Faris Yakob delves into the WARC Effective 100 to discuss the ways brands are innovating in the face of increasing advertising volumes and decreasing consumer trust.

When outgoing CMO of Unilver Keith Weed made his swan song speech at Global Marketer’s Week, focused on the 7 deadly sins of advertising - the causes, he believes, of 37% of people saying their trust in it has declined. At the 4As Decisions 20/20 Event, the global CEO of Initiative Media Mat Baxter made the same point: “I think the single most important issue in the industry is that it’s got to get back trust.”

Most startlingly, the IPSOS Veracity Index has a new contender for absolute bottom: advertising professionals. In assumed truthfulness, we come in lower than politicians which, considering the current political situation globally, really has to sting.

There are many reasons for this fall from grace. Trust in all institutions has been falling for years, but advertising has been hit the hardest so the general trend does little to explain it away. Advertising’s role funding content, be it on mainstream or social media, means the industry has become entangled with fake news, whatever people believe that to be. Criminal trust violations from big advertisers like VW and Wells Fargo have demonstrated that their advertising lied. Billy McFarland, Ja Rule, and ‘Fuck Jerry’ (a social media marketing company) convinced more than 5,000 people to buy tickets to Fyre Festival, an event which never actually existed.
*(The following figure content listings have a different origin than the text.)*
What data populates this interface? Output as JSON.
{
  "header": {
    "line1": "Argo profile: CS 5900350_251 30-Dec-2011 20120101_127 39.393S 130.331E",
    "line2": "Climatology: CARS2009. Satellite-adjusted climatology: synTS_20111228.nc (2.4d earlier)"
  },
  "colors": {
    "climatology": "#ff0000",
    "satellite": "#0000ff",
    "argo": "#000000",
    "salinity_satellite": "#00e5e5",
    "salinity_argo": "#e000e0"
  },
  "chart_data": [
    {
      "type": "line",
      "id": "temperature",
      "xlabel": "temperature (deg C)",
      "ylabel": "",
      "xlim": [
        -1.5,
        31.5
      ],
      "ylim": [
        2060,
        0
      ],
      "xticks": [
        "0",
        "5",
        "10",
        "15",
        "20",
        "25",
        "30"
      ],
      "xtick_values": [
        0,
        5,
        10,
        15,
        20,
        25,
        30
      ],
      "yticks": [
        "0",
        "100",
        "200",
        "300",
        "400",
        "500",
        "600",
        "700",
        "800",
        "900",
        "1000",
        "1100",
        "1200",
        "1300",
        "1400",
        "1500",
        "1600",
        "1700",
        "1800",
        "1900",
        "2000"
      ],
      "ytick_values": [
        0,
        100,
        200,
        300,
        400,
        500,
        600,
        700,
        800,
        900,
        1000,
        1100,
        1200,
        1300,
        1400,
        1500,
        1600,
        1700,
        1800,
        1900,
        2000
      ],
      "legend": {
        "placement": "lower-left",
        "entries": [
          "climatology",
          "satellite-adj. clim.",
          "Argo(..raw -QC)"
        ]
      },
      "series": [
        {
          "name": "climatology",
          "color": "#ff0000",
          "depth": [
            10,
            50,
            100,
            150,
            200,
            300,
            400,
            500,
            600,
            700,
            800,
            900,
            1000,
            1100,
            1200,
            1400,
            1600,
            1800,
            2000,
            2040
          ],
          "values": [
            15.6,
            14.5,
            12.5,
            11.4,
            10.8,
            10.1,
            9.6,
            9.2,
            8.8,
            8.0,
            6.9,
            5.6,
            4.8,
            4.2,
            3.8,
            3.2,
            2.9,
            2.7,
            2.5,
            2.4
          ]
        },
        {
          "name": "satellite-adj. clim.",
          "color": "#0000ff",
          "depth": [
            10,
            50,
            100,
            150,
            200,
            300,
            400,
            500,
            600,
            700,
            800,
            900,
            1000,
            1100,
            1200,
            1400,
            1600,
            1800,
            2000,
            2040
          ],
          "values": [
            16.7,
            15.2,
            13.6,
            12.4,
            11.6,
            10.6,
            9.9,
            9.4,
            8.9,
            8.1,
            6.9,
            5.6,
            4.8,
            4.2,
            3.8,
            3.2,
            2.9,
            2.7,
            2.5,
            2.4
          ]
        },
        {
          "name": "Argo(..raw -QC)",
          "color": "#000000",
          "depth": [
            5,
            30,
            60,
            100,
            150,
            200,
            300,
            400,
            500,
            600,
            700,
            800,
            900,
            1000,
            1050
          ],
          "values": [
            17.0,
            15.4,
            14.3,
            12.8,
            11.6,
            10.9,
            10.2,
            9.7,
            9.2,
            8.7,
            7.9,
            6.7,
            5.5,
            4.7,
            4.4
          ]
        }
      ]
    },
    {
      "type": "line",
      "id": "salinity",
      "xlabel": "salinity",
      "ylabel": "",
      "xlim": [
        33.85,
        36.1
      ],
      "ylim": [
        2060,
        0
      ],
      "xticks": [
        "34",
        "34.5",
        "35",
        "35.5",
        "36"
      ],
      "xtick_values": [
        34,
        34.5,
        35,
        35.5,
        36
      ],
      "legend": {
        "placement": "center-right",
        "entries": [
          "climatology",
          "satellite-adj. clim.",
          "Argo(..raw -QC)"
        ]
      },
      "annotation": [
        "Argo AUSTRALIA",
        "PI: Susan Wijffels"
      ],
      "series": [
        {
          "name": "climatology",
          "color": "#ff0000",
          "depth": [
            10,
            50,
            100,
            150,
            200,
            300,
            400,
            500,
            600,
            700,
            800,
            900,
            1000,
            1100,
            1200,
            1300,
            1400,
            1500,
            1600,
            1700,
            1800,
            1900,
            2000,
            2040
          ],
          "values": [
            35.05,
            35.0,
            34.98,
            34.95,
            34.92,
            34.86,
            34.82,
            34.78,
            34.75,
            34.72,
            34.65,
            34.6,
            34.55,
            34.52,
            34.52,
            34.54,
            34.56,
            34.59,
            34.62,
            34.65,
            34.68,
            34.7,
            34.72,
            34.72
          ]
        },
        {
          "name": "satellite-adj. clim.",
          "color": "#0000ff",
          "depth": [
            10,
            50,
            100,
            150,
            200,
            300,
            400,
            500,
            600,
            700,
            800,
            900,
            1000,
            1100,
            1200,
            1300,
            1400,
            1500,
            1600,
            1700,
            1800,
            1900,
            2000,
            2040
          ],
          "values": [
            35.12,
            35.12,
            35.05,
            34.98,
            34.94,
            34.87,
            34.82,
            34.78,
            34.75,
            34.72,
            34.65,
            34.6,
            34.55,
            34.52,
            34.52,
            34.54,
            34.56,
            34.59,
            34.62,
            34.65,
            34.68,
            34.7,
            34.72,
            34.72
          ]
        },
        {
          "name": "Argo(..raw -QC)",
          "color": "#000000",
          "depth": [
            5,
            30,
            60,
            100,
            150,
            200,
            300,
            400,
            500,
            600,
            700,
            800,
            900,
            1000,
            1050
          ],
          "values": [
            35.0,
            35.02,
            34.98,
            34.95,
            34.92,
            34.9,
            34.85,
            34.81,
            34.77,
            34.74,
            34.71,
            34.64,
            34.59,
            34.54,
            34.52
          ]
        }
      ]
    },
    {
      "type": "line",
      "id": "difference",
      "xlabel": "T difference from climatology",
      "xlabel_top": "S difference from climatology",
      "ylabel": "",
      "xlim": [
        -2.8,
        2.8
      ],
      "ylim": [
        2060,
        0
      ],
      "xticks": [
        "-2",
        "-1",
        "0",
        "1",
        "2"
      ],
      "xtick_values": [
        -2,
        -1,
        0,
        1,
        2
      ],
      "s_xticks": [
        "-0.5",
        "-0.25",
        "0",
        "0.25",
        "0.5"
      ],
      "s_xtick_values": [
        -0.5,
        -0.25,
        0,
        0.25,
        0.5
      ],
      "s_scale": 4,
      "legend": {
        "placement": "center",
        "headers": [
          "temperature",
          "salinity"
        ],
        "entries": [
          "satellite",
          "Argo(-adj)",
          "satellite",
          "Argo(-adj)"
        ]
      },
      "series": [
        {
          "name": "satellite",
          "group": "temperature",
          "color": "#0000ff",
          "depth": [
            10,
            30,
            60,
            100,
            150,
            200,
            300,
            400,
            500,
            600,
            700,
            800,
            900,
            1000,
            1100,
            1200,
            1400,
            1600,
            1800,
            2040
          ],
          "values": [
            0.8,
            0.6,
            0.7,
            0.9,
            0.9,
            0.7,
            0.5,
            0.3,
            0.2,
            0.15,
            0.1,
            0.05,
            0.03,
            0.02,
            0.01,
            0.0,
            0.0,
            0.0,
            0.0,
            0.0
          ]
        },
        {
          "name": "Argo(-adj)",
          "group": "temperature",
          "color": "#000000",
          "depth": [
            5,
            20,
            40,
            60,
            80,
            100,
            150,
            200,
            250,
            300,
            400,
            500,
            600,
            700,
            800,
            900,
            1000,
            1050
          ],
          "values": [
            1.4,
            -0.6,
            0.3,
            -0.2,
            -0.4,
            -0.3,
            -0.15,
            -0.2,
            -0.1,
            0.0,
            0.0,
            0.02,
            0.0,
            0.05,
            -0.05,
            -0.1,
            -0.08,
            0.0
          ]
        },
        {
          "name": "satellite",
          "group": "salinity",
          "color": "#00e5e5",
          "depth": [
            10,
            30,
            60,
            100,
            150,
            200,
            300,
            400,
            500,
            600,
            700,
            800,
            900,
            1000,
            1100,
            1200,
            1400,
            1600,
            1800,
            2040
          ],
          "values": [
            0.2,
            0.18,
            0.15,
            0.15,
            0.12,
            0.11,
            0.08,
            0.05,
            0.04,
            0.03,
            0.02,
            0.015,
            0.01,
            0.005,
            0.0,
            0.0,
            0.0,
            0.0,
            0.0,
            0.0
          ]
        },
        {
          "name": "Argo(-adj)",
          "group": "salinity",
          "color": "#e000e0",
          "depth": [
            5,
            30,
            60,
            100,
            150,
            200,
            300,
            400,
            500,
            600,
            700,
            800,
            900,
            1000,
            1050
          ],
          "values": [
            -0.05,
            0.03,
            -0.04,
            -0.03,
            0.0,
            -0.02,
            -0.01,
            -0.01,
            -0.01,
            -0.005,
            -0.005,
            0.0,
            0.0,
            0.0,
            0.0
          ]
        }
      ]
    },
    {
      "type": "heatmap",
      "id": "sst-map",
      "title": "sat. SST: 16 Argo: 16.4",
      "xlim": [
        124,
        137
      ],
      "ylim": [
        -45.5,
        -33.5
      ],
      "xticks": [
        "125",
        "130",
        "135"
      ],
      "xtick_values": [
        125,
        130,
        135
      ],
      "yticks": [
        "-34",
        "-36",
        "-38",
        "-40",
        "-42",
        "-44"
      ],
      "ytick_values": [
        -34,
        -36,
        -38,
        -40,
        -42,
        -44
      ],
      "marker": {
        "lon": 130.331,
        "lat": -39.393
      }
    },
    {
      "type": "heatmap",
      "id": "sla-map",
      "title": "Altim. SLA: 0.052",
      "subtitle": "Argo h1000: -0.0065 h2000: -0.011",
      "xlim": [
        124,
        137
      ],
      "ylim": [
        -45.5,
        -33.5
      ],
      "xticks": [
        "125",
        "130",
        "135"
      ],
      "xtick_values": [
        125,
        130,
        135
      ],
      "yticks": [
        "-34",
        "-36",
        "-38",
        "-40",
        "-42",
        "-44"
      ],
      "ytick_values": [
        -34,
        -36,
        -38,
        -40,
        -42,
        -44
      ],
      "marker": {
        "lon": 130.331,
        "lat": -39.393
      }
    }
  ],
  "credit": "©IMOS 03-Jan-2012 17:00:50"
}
At the same time, the volume of advertising continues to creep up in line with media consumption. In face of this ever-increasing onslaught, coupled with increasing use of ad blockers, should we be concerned this will lead to lower efficacy of advertising overall? I am skeptical of any new brand I see advertised exclusively on social media. The environment itself has become suspect.

As BBH’s Tom Roach pointed out recently, “sameness is commercial suicide” because difference is what triggers attention and memory. That sameness could be understood to refer to content or form. So what different things are working?

The WARC Effectiveness 100 “tracks the performance of campaigns, brands and agencies in advertising effectiveness competitions around the world.” It suggests that the most effective ads, all over the world, don’t look like ads.

The top two campaigns came from India. Whilst the market has some specific dynamics - an emerging middle class and the world’s fastest growing economy - what is working hardest there is still fascinating.

The most effective advertising campaign was rooted in the real. The agency was asked for a campaign to help Saregama, a classic Indian record label, return to growth. It was having trouble selling music to young people on mobile devices. The agency came back with a new audience - the over 50 market who already loved the music and were uncomfortable with new technology - and a new product. Caravvaan is a retro-chic music box, pre-loaded with 5,000 of the classic songs. In the first 11 months, Saregama sold 389,000 units of Carvaan, at an approximate price of $100, creating total incremental revenue of $38.9 million and an increase in net profits of almost 300%.

The second most effective idea was Savlon Soap Sticks. Instead of competing with the established brands huge budgets in the fast-growing hand wash category, the agency developed a new product. Children in rural areas still use chalk in the classroom, so a way of incorporating soap into chalk sticks meant that children were washing their hands with soap without any new behavior, and the seeding strategy got the sachet product into retail distribution across the country. Outside of India, a significant number of the most effective ideas exist out in the real world.

Operating in the real world

If you don’t trust ads, which live trapped in media, a way for brands to overcome this is by making real things. Melbourne University turned a number of small outdoor poster formats into an interactive 3D exhibition. The Fearless Girl statue seems to have triggered a craze. In the UK, the charity Calm had 34% more people reaching out after it installed 84 sculptures of men on top of a tower, to raise awareness of the number of men who die from suicide every day. The Grand Prix at the Euro Effies was a Mud Solider that slowly melted in the rain to promote “Visit Flanders UK and Ireland.” Mastercard devised a competition to choose where rugby legend Richie McCaw played his last game, based on how much the local regions in New Zealand used their contactless solution to buy things in a limited amount of time. In a significant departure from recent years, none of the top 100 most effective ideas had social media at their heart - few even mentioned it.

These ideas often leverage media coverage to reach mass audiences, which means they have to be ideas worth talking about. But operating in the real world doesn’t have to be a PR generating product or installation or statue. We have traditional media at our disposal outside of that consumed on screens. The data supports this: outdoor advertising, for example, over-indexes in the Effective 100 vs the ‘average’ campaign.

Mark Tutssel, CCO of Leo Burnett, recently said “We are not an advertising agency: we are a creative solutions company,” a sentiment echoed by many agencies around the world. If the industry is to live up to this re-positioning, it will need more ideas that solve problems differently, outside of advertisements. But agencies need to be honest about what they can truly deliver, before claiming it. Otherwise we are back to a different aspect of the trust problem. Keith Weed pointed out that “A brand without trust is just a product. Advertising without trust is just noise” - and an agency without trust is just begging to be replaced.